Il “fartlek”, termine svedese che significa “gioco di velocità”, è uno degli allenamenti di qualità che preferisco. Lo sanno bene i miei atleti, che spesso trovano nelle schede questo tipo di workout, che ha il vantaggio, se ben gestito, di risultare divertente e al tempo stesso utilissimo per imparare a gestire le proprie sensazioni fisiche e mentali, contribuendo a sviluppare nel tempo efficienza e velocità.


👉DI COSA SI TRATTA?
Il fartlek prevede una corsa continua a ritmi variabili, in grado di abbinare l’allenamento continuo di resistenza con l’allenamento a intervalli di velocità, ma per lo più non in modalità precisamente strutturata, come ad esempio un tempo run o le ripetute.

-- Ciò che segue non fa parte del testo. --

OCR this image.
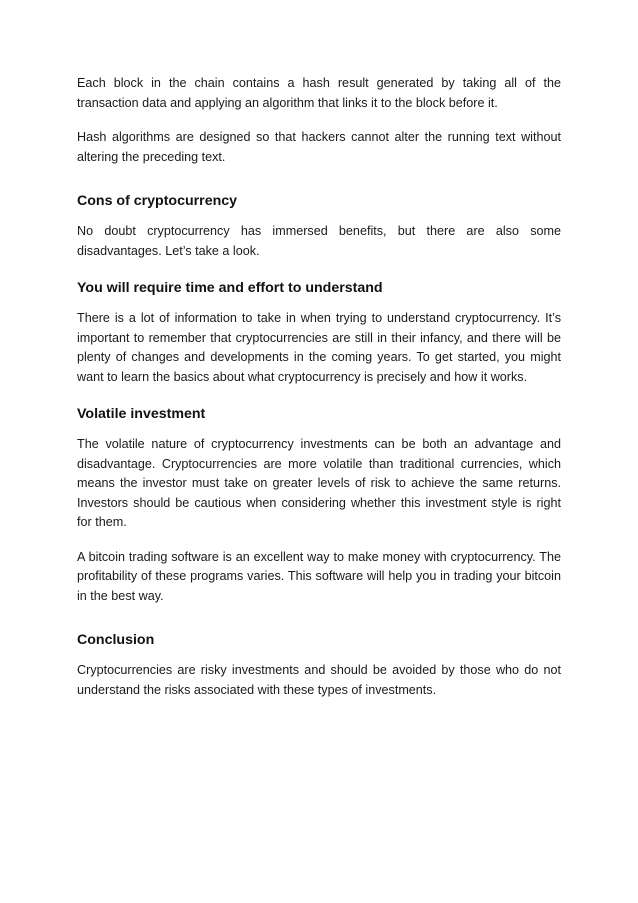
Each block in the chain contains a hash result generated by taking all of the transaction data and applying an algorithm that links it to the block before it.

Hash algorithms are designed so that hackers cannot alter the running text without altering the preceding text.

Cons of cryptocurrency

No doubt cryptocurrency has immersed benefits, but there are also some disadvantages. Let’s take a look.

You will require time and effort to understand

There is a lot of information to take in when trying to understand cryptocurrency. It’s important to remember that cryptocurrencies are still in their infancy, and there will be plenty of changes and developments in the coming years. To get started, you might want to learn the basics about what cryptocurrency is precisely and how it works.

Volatile investment

The volatile nature of cryptocurrency investments can be both an advantage and disadvantage. Cryptocurrencies are more volatile than traditional currencies, which means the investor must take on greater levels of risk to achieve the same returns. Investors should be cautious when considering whether this investment style is right for them.

A bitcoin trading software is an excellent way to make money with cryptocurrency. The profitability of these programs varies. This software will help you in trading your bitcoin in the best way.

Conclusion

Cryptocurrencies are risky investments and should be avoided by those who do not understand the risks associated with these types of investments.
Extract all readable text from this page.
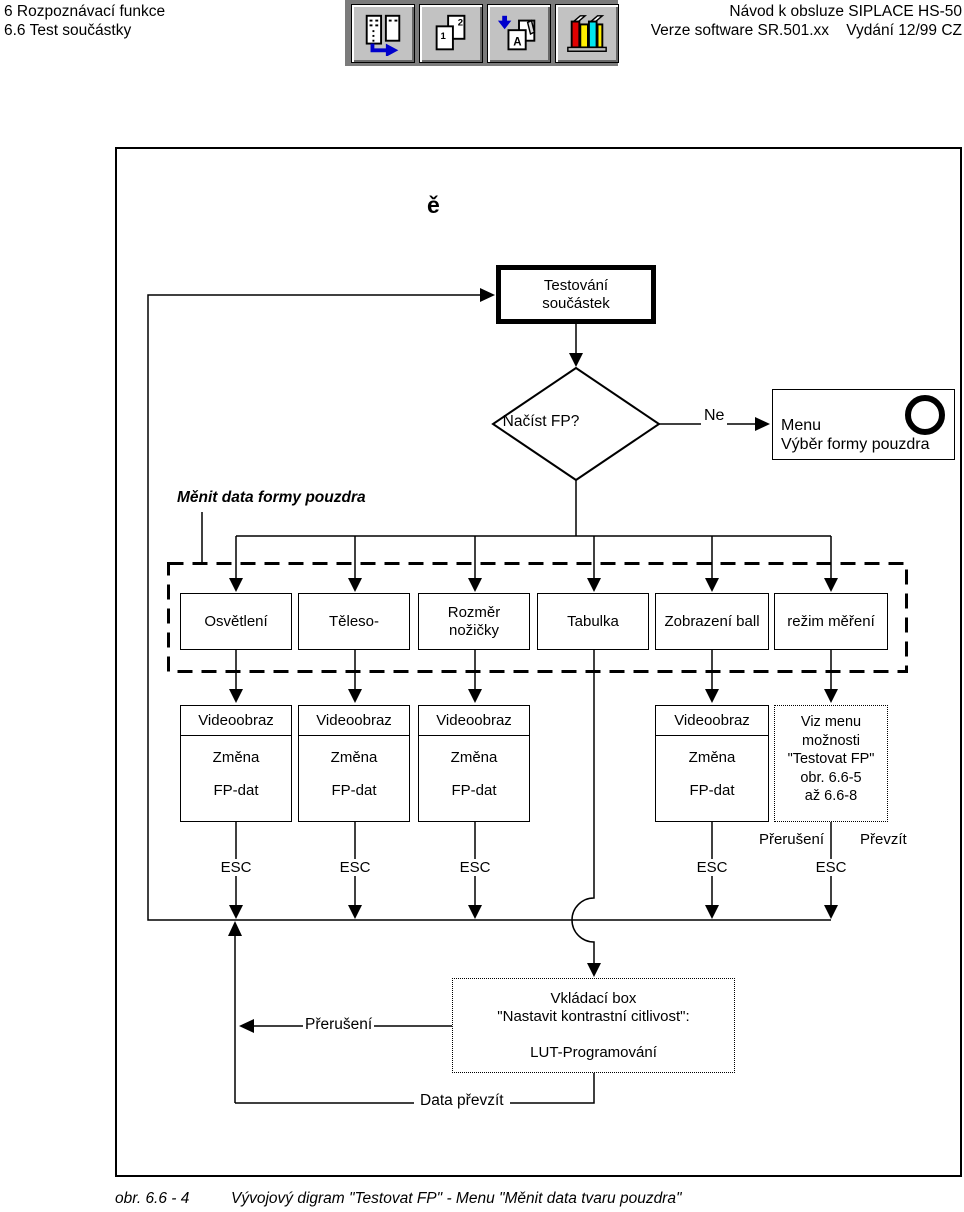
6 Rozpoznávací funkce
6.6 Test součástky
Návod k obsluze SIPLACE HS-50
Verze software SR.501.xx    Vydání 12/99 CZ
2
1
A
ě
Testování
součástek
Načíst FP?	Ne
Menu
Výběr formy pouzdra
Měnit data formy pouzdra
Osvětlení	Těleso-
Rozměr nožičky
Tabulka	Zobrazení ball	režim měření
Videoobraz
Změna
FP-dat
Videoobraz
Změna
FP-dat
Videoobraz
Změna
FP-dat
Videoobraz
Změna
FP-dat
Viz menu
možnosti
"Testovat FP"
obr. 6.6-5
až 6.6-8
Přerušení Převzít
ESC	ESC	ESC	ESC	ESC
Vkládací box
"Nastavit kontrastní citlivost":
LUT-Programování
Přerušení
Data převzít
obr. 6.6 - 4	Vývojový digram "Testovat FP" - Menu "Měnit data tvaru pouzdra"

Si tratta infatti di un workout decisamente diverso, che si concentra su due o più ritmi da gestire in modo continuo, senza intervalli di recupero, da alternare a sensazione o in base alla tipologia di percorso scelto.


👉COME ESEGUIRE UN FARTLEK?
Il Fartlek può essere strutturato in modo preciso, ma così facendo rischia di perdere tutte le sue qualità, perchè il bello di questa tipologia di workout dovrebbe essere l’improvvisazione, la corsa “a sensazione”, il “gioco”, basati ovviamente su indicazioni precise quanto a tempo (o distanza) da impiegare nelle diverse andature, che però possono essere distribuite in base alla scelta dell’atleta e al tipo di percorso.

Più l’atleta è “fantasioso”, ma al tempo stesso sufficientemente “maturo”, e più riesce a gestire al meglio questo tipo di allenamento: salite, discese, riferimenti conosciuti (un semaforo, un incrocio, un lampione, un albero, un cartello stradale…) sono ottimi riferimenti per gestire i tratti a diversa andatura: meno sei “analitico”, meglio gestisci il fartlek.

Il tuo coach ti indicherà solo quanto dovrai correre indicativamente in una determinata zona rispetto a un’altra: ad esempio 6 km in Z2 3 km in Z3, 1 km in Z4. Il resto lo fai tu, gestendo i 10 km totali previsti nelle tre diverse zone come vuoi e per i tratti che preferisci.

Esempio: inizi con 3 km in Z2 per riscaldare i motori, poi inizi il “gioco”: punti un albero a 1 km e ci vai in Z3, poi passi in Z2, e dopo 500 metri punti un edificio a 2 km e ci arrivi tra Z3 e Z4, poi hai un tratto in salita che farai in Z3 e quindi in discesa viaggerai magari in Z2 per riposarti un pò, e così via fino alla fine, senza obblighi, senza romperti le palle con l’alienazione delle ripetute. Perché ogni tanto bisogna anche correre per divertirsi, no…?


👉BENEFICI FISICI E MENTALI
Oltre ai benefici fisici, il fartlek allena anche la mente, rafforzando la forza di volontà per sostenere e ripetere gli sforzi quando magari avresti voglia di fermarti. E lo decidi tu di andare avanti comunque, non lo schema del tuo coach!

Pensa quando, ad esempio, succederà in gara, ma tu sarai già abituato a reagire, quando la mente vorrebbe sopraffarti, ma tu non glielo permetterai, magari avendo la forza e la volontà anche di superare un avversario che ti sta davanti! Il tuo fisico di solito può andare molto più in là, e molto più velocemente di quanto la mente a volte ti faccia credere.

Più sessioni di fartlek gestirai al meglio, e più imparerai a controllare non solo le variazioni di velocità e l’impegno fisico, ma a controllare anche i messaggi che provengono dal corpo e dalla mente.

Il fartlek è un gioco divertente, ma è un gioco molto serio, e con infiniti benefici!